De modo que podemos tornar más compleja la fórmula de Partido-Estado como la característica definitoria del comunismo del siglo XX: siempre hay una brecha entre los dos, que corresponde a la brecha entre la Ley simbólica y el superego, esto es, el Partido sigue siendo una sombra obscena y semioculta que duplica la estructura del Estado. No hay necesidad de reclamar una nueva política de distancia con respecto al Estado: el Partido es esa distancia, su organización encarna una especie de desconfianza fundamental hacia el Estado, sus órganos y mecanismos, como si éstos tuvieran que ser controlados, mantenidos bajo inspección, todo el tiempo. Un verdadero comunista del siglo XX jamás acepta el Estado plenamente: siempre tiene que haber un organismo vigilante fuera del control de la ley (estatal) y con poder para intervenir en el Estado.

¿Podemos simplemente caracterizar este modelo como no-democrático? Semejante calificación (y la implícita preferencia ético-política por el modelo democrático en el que los partidos están –formalmente, al menos– subordinados a los mecanismos estatales) cae en la trampa de la ficción legal democrática, ignorando el hecho de que, en una sociedad “libre”, la dominación y la servidumbre se localizan en la esfera económica “apolítica” de la propiedad y el poder de gestión. Es allí donde la distancia del Partido con respecto a los aparatos de Estado y su capacidad para actuar más allá de las limitaciones legales proporcionan una extraordinaria puerta de acceso para actuar “ilegalmente” no sólo en interés de mejores decisiones de negocios que aquellas que son generadas por la espontaneidad del mercado, sino también –en ocasiones– en interés de los trabajadores, protegiéndolos contra el impacto ciego de las fuerzas del mercado. Por ejemplo, después de que la crisis financiera de 2008 golpeara también a China, la reacción espontánea de los bancos chinos fue seguir el cauteloso proceder de los bancos occidentales y restringir radicalmente los préstamos de dinero a las compañías que querían seguir adelante con la expansión. Informalmente (sin que ninguna ley lo legitimara para hacerlo), el Partido simplemente ordenó a los bancos que lanzaran créditos, y así (al menos hasta ahora) tuvo éxito en sustentar el crecimiento de la economía china. Lo mismo vale para las inversiones en ecología: los gobiernos occidentales se quejan de que sus compañías no pueden competir con las compañías chinas que manufacturan tecnología verde, debido a que las compañías chinas están recibiendo apoyo financiero de su gobierno... ¿pero dónde está el daño de apoyar la tecnología verde? ¿Por qué Occidente no sigue simplemente a China y hace lo mismo?

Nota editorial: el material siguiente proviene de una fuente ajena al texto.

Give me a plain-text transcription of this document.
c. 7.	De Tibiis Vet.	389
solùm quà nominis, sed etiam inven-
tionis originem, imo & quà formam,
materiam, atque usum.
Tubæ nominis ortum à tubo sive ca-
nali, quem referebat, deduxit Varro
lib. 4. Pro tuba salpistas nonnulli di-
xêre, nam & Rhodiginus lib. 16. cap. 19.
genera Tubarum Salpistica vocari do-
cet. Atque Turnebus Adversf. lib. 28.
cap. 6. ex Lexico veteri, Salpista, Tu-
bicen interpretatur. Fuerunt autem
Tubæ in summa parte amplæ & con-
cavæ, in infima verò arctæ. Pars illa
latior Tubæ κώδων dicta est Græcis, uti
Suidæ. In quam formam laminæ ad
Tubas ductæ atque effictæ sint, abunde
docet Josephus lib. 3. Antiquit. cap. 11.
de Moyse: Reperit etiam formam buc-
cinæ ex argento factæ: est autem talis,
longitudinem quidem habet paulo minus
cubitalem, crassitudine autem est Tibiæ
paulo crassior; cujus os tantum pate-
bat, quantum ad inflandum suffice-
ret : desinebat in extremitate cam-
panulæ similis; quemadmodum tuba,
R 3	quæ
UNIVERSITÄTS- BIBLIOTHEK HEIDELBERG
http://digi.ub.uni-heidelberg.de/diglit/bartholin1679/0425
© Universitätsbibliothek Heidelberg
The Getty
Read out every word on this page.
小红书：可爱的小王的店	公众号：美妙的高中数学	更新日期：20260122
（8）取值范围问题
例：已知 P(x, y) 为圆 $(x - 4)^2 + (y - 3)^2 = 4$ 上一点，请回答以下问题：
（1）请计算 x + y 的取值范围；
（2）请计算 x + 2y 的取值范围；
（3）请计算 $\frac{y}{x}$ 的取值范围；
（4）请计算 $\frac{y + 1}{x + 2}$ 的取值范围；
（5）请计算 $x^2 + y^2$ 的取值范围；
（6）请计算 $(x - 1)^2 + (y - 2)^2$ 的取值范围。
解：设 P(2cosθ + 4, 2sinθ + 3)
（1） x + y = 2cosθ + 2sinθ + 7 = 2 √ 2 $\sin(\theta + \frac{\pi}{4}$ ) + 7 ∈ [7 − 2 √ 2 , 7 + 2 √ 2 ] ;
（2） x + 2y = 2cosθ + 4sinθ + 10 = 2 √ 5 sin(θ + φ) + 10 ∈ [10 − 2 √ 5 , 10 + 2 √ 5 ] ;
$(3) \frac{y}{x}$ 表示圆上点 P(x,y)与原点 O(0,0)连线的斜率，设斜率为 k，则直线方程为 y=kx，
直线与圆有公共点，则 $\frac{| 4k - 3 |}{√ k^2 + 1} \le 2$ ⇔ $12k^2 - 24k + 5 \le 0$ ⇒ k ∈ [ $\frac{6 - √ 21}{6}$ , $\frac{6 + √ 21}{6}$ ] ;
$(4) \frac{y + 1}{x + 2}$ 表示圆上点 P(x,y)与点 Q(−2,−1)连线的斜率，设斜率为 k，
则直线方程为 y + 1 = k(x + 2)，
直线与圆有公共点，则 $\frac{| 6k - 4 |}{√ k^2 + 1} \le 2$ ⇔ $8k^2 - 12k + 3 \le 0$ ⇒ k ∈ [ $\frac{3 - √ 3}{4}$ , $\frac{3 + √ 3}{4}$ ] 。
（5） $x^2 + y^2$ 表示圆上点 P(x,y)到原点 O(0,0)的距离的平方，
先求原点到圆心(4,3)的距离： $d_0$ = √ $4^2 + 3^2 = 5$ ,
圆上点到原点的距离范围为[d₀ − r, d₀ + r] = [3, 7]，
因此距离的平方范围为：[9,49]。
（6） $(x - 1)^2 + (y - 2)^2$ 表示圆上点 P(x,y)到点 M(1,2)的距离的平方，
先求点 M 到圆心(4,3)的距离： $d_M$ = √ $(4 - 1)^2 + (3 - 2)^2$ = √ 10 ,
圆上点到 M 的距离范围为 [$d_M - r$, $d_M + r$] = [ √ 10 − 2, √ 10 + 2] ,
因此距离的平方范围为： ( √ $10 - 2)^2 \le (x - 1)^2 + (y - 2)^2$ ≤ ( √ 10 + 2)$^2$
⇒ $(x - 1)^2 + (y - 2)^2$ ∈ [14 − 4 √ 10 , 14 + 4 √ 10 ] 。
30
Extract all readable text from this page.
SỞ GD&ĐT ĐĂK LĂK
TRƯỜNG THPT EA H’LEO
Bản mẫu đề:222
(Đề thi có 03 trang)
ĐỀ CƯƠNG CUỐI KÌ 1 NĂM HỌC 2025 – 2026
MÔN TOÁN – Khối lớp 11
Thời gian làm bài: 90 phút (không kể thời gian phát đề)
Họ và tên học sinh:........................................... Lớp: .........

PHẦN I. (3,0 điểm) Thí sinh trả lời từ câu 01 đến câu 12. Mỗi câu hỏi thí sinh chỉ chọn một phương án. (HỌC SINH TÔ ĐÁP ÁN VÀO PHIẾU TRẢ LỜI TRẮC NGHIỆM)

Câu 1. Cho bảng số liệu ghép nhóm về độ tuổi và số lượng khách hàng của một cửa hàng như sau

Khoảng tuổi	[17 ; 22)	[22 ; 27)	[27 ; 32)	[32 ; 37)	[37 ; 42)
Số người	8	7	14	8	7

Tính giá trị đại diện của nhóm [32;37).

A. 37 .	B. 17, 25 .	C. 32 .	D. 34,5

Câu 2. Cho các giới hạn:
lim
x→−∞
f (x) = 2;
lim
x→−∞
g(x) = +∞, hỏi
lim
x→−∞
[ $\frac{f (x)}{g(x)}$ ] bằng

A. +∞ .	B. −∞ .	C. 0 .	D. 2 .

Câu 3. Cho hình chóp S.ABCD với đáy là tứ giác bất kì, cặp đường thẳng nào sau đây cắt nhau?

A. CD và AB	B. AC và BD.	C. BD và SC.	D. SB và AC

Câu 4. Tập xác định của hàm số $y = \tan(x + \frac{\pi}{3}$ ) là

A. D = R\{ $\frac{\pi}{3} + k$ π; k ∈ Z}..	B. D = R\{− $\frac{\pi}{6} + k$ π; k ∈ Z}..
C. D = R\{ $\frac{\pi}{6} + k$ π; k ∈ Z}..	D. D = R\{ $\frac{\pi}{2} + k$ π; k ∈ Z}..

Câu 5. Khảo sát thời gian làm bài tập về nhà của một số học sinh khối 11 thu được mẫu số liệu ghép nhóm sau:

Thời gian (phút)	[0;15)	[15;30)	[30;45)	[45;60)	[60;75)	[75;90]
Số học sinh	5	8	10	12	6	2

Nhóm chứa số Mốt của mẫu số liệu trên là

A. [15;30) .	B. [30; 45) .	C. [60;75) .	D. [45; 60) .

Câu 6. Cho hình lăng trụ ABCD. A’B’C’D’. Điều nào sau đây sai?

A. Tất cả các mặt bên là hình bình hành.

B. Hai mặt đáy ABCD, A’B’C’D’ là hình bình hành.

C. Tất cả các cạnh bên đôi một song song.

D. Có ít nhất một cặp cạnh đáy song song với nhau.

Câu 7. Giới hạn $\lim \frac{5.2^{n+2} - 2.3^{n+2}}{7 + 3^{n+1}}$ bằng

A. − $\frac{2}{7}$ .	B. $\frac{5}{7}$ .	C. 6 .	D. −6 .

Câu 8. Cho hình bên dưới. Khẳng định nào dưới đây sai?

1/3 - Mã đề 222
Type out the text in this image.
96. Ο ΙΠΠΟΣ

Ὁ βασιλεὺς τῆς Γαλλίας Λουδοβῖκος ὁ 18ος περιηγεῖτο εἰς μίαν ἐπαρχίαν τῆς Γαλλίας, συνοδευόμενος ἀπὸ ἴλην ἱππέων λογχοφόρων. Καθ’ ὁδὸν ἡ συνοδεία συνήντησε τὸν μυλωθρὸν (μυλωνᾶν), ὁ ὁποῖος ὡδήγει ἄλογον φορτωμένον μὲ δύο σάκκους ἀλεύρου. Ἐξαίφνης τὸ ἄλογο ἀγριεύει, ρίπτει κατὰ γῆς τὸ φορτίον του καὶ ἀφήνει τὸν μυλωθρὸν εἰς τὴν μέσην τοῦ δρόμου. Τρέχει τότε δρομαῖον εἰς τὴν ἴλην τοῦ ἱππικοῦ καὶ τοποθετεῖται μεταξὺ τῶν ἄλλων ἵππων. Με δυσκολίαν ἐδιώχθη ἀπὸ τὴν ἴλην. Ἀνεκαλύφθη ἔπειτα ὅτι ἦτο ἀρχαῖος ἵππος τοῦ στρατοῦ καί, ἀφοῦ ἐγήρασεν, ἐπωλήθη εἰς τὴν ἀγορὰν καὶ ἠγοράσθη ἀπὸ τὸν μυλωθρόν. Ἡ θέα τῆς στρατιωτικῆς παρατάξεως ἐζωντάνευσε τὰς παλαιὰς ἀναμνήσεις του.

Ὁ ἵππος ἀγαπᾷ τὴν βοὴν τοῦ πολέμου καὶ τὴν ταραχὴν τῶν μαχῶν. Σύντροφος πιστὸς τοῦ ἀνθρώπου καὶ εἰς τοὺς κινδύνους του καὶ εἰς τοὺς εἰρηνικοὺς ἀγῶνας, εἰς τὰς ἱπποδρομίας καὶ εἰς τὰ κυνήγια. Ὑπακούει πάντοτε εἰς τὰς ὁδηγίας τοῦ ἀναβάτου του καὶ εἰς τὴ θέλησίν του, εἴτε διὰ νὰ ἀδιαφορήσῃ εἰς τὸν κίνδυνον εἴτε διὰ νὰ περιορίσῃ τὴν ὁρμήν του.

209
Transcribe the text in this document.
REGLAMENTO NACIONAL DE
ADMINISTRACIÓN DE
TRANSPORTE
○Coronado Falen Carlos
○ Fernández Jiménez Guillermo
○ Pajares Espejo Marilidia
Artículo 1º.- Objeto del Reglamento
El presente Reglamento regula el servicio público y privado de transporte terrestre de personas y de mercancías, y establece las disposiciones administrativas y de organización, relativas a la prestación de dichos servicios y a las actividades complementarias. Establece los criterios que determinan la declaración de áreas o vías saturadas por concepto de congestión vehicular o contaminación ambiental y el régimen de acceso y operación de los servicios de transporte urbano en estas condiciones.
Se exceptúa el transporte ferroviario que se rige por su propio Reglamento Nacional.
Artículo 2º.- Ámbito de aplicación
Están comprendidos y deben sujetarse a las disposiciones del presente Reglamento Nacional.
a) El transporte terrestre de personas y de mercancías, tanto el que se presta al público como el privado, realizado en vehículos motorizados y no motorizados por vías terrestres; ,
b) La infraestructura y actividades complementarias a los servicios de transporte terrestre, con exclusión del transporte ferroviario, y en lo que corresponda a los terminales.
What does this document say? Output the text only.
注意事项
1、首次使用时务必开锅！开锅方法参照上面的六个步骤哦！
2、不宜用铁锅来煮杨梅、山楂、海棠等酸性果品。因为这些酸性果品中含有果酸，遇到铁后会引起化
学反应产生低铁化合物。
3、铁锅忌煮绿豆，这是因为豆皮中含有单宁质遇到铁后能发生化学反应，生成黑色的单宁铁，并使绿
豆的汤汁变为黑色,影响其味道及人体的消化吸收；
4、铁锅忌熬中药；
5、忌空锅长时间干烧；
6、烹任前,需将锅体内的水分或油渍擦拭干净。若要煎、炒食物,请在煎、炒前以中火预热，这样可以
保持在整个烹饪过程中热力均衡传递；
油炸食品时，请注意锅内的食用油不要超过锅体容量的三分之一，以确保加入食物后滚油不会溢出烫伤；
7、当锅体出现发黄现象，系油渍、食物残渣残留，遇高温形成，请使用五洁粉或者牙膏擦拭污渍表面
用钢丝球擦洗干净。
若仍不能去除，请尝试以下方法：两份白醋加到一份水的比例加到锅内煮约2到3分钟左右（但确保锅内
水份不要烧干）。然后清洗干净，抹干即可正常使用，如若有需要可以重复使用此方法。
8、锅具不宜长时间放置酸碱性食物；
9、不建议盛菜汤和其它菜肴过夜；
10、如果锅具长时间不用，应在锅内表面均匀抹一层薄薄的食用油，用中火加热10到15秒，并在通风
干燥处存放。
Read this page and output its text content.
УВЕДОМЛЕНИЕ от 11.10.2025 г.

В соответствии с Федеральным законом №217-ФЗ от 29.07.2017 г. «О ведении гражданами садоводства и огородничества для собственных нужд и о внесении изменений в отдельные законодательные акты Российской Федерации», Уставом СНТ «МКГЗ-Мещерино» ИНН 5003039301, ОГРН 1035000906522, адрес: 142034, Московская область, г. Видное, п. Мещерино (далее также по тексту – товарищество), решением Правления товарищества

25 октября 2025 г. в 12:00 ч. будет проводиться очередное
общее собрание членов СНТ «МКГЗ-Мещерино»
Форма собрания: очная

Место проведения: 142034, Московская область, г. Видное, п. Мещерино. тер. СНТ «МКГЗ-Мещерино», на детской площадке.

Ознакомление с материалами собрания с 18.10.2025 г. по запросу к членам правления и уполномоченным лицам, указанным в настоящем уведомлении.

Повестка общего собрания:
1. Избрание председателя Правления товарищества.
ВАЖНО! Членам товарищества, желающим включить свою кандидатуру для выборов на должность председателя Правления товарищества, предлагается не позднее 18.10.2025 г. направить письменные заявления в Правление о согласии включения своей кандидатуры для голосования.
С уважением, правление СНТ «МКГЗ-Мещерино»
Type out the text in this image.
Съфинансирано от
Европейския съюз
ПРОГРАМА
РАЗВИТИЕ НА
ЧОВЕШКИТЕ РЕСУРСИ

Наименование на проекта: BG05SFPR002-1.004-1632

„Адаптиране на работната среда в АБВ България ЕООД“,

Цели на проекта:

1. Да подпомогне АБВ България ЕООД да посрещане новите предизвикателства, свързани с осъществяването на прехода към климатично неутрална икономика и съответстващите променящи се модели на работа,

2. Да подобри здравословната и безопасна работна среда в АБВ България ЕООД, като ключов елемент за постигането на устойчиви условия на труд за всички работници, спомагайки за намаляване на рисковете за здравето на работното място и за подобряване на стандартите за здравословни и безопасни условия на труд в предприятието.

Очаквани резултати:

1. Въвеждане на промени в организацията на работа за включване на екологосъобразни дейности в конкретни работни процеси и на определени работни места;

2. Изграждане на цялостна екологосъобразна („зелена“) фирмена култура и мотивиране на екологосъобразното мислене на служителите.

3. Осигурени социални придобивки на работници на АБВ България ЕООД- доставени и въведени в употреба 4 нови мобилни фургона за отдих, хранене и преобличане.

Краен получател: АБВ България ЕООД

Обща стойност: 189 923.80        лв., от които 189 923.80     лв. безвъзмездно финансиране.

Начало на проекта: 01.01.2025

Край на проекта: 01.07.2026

Pero China no es Singapur (e, incidentalmente, tampoco es Singapore): no es un país estable con un régimen autoritario que garantiza la armonía y mantiene así bajo control las dinámicas capitalistas –cada año, miles, incluso decenas de miles de caóticas rebeliones de obreros, granjeros, minorías, etc., tienen que ser aplastadas por la policía y el ejército–. No es de asombrarse que la propaganda oficial insista obsesivamente en el tema de la sociedad armoniosa: pues este mismo exceso da testimonio de lo contrario, de la amenaza del caos y el desorden. Uno debería aplicar aquí la regla básica de la hermenéutica estalinista: puesto que los medios oficiales no informan abiertamente sobre los conflictos, la manera más confiable de detectarlos es rastrear los excesos positivos en la propaganda estatal –cuanto más se celebre la armonía, más caos y antagonismo debe de haber–. China está llena de inestabilidades, a duras penas controladas, que amenazan con explotar.